PNGRB Notifies Levelized Gas Pipeline Tariff

The Petroleum and Natural Gas Regulatory Board (PNGRB) has notified a levelized Unified Tariff of Rs.73.93/MMBTU. It and created three tariff zones for Unified Tariff, where the first zone is up to a distance of 300 kms from gas source, second zone is 300 – 1200 kms and third zone is beyond 1200 kms. The Zonal unified tariffs will be effective from 1st April 2023 and details of the same are webhosted on the PNGRB’s website(www.pngrb.gov.in). The national gas grid covers all the interconnected pipeline networks owned and operated by entities viz. Indian Oil Corporation Limited, Oil and Natural Gas Corporation Limited, GAIL (India) Limited, Pipeline Infrastructure Limited, Gujarat State Petronet Limited, Gujarat Gas Limited, Reliance Gas Pipelines Limited, GSPL India Gasnet Limited and GSPL India Transco Limited. With commissioning of newer interconnected pipelines, the national gas grid will keep expanding for Unified tariff. These entities will get the tariff as per their entitlement while customers would pay Unified tariff. The difference between the same will be settled between the Pipeline entities for which a settlement mechanism has been notified. The reform will specially benefit the consumers located in the far-flung areas where currently the additive tariff is applicable and facilitate development of gas markets and vision of government to increase the gas utilisation in the country.

Russia’s Rosneft signs deal to boost oil supplies to India

Russia’s largest oil producer Rosneft and India’s top refiner Indian Oil Corp have signed a term agreement to substantially increase oil supplies and diversify oil grades delivered to India, Rosneft said on Wednesday. The deal was signed during a working trip to India by Rosneft CEO Igor Sechin, the company said. Igor Sechin, Chief Executive Officer of Rosneft Oil Company, during his India visit met with officials from the Indian government, as well as with the heads of some of the country’s largest oil and gas companies. During the trip, Rosneft Oil Company and Indian Oil Company signed a term agreement to substantially increase oil supplies as well diversify the grades to India. Igor Sechin, CEO of Rosneft Oil Company, and Shrikant Madhav Vaidya, Chairman of Indian Oil Corporation Ltd., signed the agreement. They also discussed ways of expanding cooperation between Rosneft Oil Company and Indian companies in the entire value chain of the energy sector, including possibilities of making payments in national currencies. Rosneft CEO also discussed ongoing implementation of joint projects between Rosneft and its Indian partners, including Sakhalin-1, Taas-Yuryakh and Vankorneft. Driven largely by a surge in oil imports, Russia has emerged as one of the top 5 trading partners of India.
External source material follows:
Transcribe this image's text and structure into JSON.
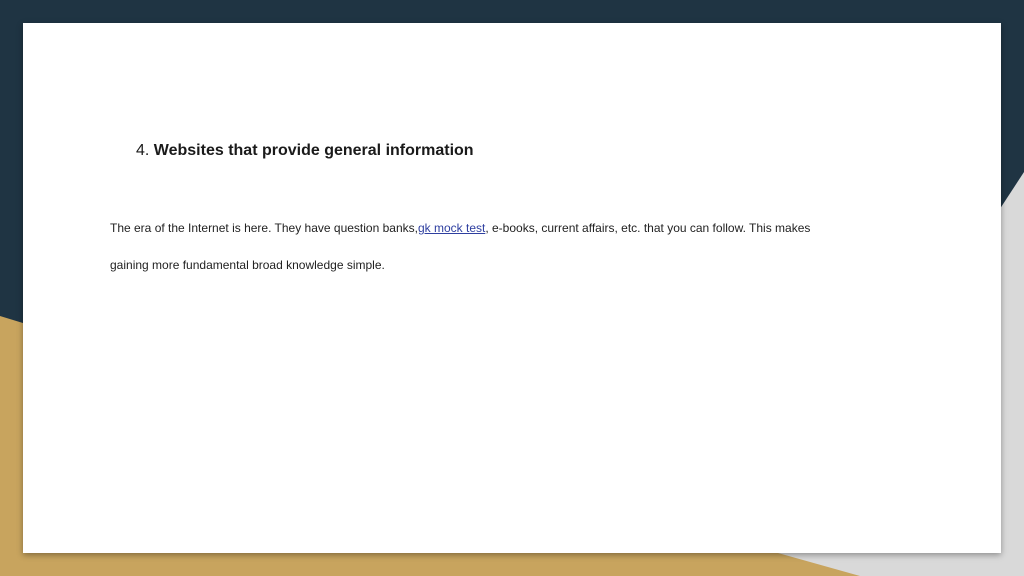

Indian companies (ONGC Videsh Ltd., Oil India Limited, Indian Oil Corporation, and Bharat Petroresources) have been owners of 49.9% of the Rosneft’s subsidiary JSC Vankorneft since 2016. This company is located in Krasnoyarsk Territory and develops the Vankorskoye oil and gas condensate field, one of the biggest fields discovered and brought on stream over the last 25 years in Russia. A consortium of Indian companies (Oil India Limited, Indian Oil Corporation and Bharat Petroresources) also owns 29.9% of Taas-Yuryakh Neftegazodobycha, which develops the Central Block and the Kurungsky license block of the Srednebotuobinskoye field which is among Rosneft’s largest assets in Eastern Siberia.